Medellin is the former stomping ground of drug boss and all round nice guy, Pablo Escobar. I visited his surprisingly low-key grave on the outskirts of the city. The famous Medellin cartel collapsed after his death in 1993, although other cartels quickly filled the void and today the Colombian cocaine industry still thrives despite such obstacles as the US War on Drugs and Noel Gallaghers decision to go cold turkey.
After picking our tongues up off the floor we left the discotecas of Medellin and headed north to the shores of the Caribbean. Cartagena is a city of contrasts. Contained within the old city walls are some of the most beautiful (certainly the most colourful) colonial buildings in South America. Outside the walls it's a different story; the beaches are unattractive and the rest of the city isn't much different. It was great to finally be on the coast though and we all had higher hopes for Santa Marta further to the east.

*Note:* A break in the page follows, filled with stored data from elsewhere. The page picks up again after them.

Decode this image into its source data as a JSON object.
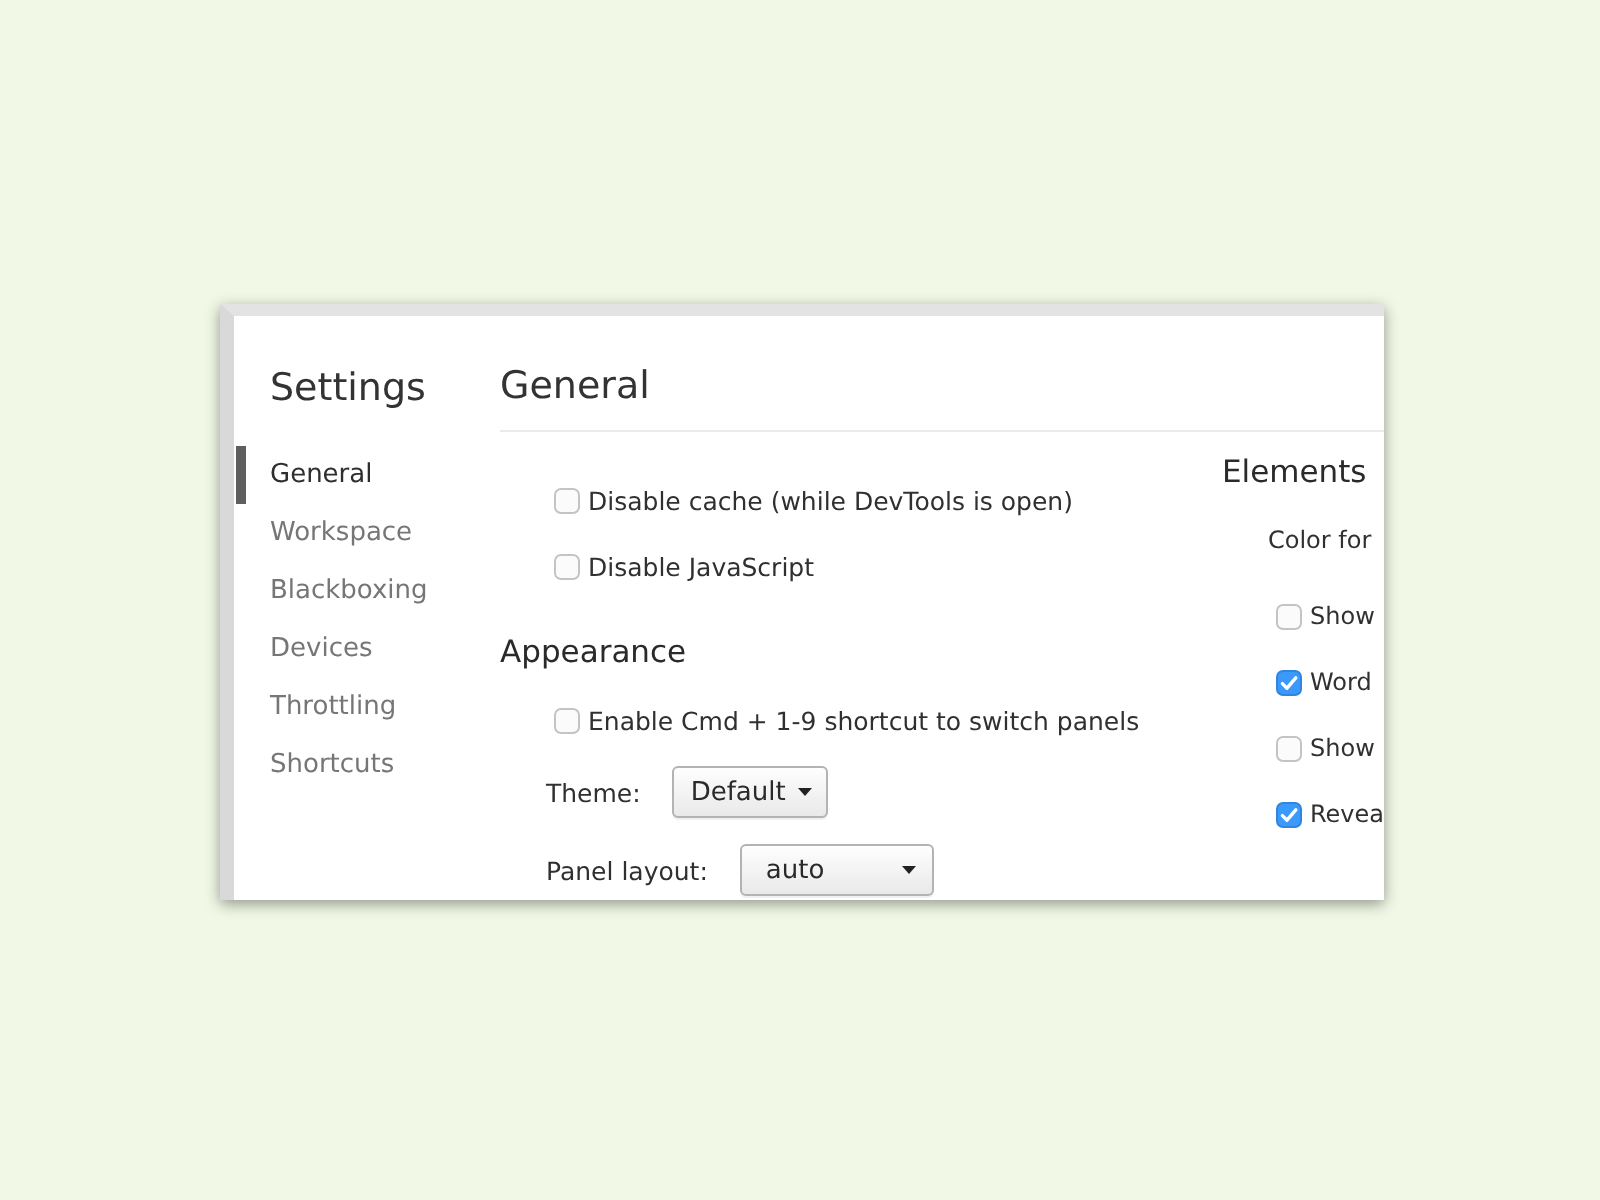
{
  "window": {
    "title": "Settings"
  },
  "sidebar": {
    "items": [
      {
        "label": "General",
        "selected": true
      },
      {
        "label": "Workspace",
        "selected": false
      },
      {
        "label": "Blackboxing",
        "selected": false
      },
      {
        "label": "Devices",
        "selected": false
      },
      {
        "label": "Throttling",
        "selected": false
      },
      {
        "label": "Shortcuts",
        "selected": false
      }
    ]
  },
  "page": {
    "title": "General"
  },
  "columns": [
    {
      "sections": [
        {
          "items": [
            {
              "kind": "checkbox",
              "label": "Disable cache (while DevTools is open)",
              "checked": false
            },
            {
              "kind": "checkbox",
              "label": "Disable JavaScript",
              "checked": false
            }
          ]
        },
        {
          "heading": "Appearance",
          "items": [
            {
              "kind": "checkbox",
              "label": "Enable Cmd + 1-9 shortcut to switch panels",
              "checked": false
            },
            {
              "kind": "select",
              "label": "Theme:",
              "value": "Default"
            },
            {
              "kind": "select",
              "label": "Panel layout:",
              "value": "auto"
            }
          ]
        }
      ]
    },
    {
      "sections": [
        {
          "heading": "Elements",
          "items": [
            {
              "kind": "label",
              "label": "Color for"
            },
            {
              "kind": "checkbox",
              "label": "Show",
              "checked": false
            },
            {
              "kind": "checkbox",
              "label": "Word",
              "checked": true
            },
            {
              "kind": "checkbox",
              "label": "Show",
              "checked": false
            },
            {
              "kind": "checkbox",
              "label": "Revea",
              "checked": true
            }
          ]
        }
      ]
    }
  ]
}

Santa Marta and Taganga (a fishing village nearby which is where we spent most of our time) are indeed much nicer. The real treat though was Tyrona National Park. It was here that I finally got some diving in in South America. Myself and a friend did a Rescue Diver course; a course concerned with safety etc, which was ironic considering that the dive shop we booked the course through was the shoddiest I have ever seen! There were numerous faults with the operation and equipment, the worst being a girls regulator mouthpiece getting detached from the actual regulator at a depth of 20 metres - a girl learning to dive for the first time!
Apart from diving a good few days were had hanging around in hammocks, cooking fish (that we had to buy after giving up trying to catch some ourselves) on bonfires, and of course getting eaten alive by mosquitos.